AISWARIYA ENTERPRISES v. COMMISSIONER OF COMMERCIAL TAXES IN KARNATAKA.
2010-03-08
B.V.NAGARATHNA, K.L.MANJUNATH
body2010
DigiLaw.ai
JUDGMENT K. L. MANJUNATH, J. - Heard the counsel for the appellant and the learned Government Advocate for the respondent. The facts leading to this case are as hereunder : The appellant is a dealer registered under the provisions of the Karnataka Value Added Tax Act, 2003. He is trading in ammonium nitrate. Considering the provision of section 60 of the KVAT Act, 2003, which provision was in force till March 31, 2007, sought a clarification by approaching the Authority for Clarification and Advance Rulings, in regard to the rate of tax prescribed for ammonium nitrate in question. The Advance Rulings Authority ruled that it had to be taxed at four per cent under entry 23 of the Third Schedule to the KVAT Act treating it as a chemical fertilizer, chemical fertilizer mixtures, etc., by its order dated March 30, 2007. The Commissioner of Commercial Taxes, noticed that the order of the Advance Rulings Authority was prejudicial to the interest of the Revenue. Therefore, by exercising his revisional power suo motu initiated the proceedings and having heard the assessee, came to the conclusion that ammonium nitrate is not only used as a high-nitrogen fertilizer in carrying agricultural activities, it is also being used as an oxidizing agent in explosives, including improvised explosive devices and that the same is also used for manufacture of zeolite catalysts which would be used in petroleum industry and is also used in military explosives and also used as instant cold packs and used in the preparation of nitrous oxide and it is also used as raw material in the manufacture of methamphetamine. Considering that it cannot be used as a chemical fertilizer alone and holding that it is one of the chemical compound used for the manufacture of agricultural fertilizer relying upon the judgment of this court in Mysore Agro Service Centre v. State of Karnataka reported in [1993] 90 STC 401 set aside the ruling of the Advance Ruling Authority by his order dated October 22, 2009. This order is called in question in this appeal.

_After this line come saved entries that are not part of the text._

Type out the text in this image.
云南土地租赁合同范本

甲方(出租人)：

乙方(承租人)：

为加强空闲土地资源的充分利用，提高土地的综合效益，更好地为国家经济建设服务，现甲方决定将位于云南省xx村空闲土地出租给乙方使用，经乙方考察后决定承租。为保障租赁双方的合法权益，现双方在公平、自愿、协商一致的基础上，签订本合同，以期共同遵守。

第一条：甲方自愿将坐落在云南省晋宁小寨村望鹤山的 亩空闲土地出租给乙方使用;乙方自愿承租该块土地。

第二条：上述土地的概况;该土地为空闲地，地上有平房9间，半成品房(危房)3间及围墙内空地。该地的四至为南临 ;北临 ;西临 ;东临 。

This order is called in question in this appeal. The main contention of the learned counsel for the appellant before us is that the chemical compound in question is used in agriculture as a high-nitrogen fertilizer and it also used for many purposes, he contends that the order of the Commissioner is bad in law and that the same would fall under entry 23 of the Third Schedule. According to him, under the Customs Tariff Act, 1975 and also Central Excise Tariff Act, 1985, it is considered as a chemical fertilizer. Therefore the order of the Commissioner has to be set aside. In the circumstances, he requests the court to frame the substantial questions of law and allow the appeal. Per contra, the learned Government Advocate submits that no substantial questions of law arises in this appeal since ammonium nitrate is used not only in agricultural field but also for many purposes and when the chemical compound is used in manufacturing of different chemical products and when it is mainly used in manufacturing explosives and also in petroleum products and various industries, as held by this court in Mysore Agro Service Centre v. State of Karnataka [1993] 90 STC 401. The Commissioner was justified in holding that the ruling of the Advance Ruling Authority is bad in law and prejudicial to the interest of the Revenue. According to her the chemical compound in question cannot be placed under entry 23 of the Third Schedule and the same has to be brought under section 4(1)(a) of the Act. Having heard the counsel for the parties, we are of the view that the learned Commissioner is justified in setting aside the order passed by the Advance Ruling Authority for the following reasons : The learned advocate who is appearing for the assessee does not dispute that the ammonium nitrate can be used in different field and is being used in different activities. When the same chemical compound is used in order to manufacture of explosive devices as an oxidizing agent and is used in petroleum industry and used by the military as a military explosive and in various other activities, we are of the opinion that the chemical compound cannot be placed under entry 23 of the Third Schedule to the Act. According to us, the Commissioner is justified in treating it as a residuary clause under section 4(1)(a) of the Act.
According to us, the Commissioner is justified in treating it as a residuary clause under section 4(1)(a) of the Act. Accordingly, we dismiss the appeal holding that no substantial questions of law arises in this appeal.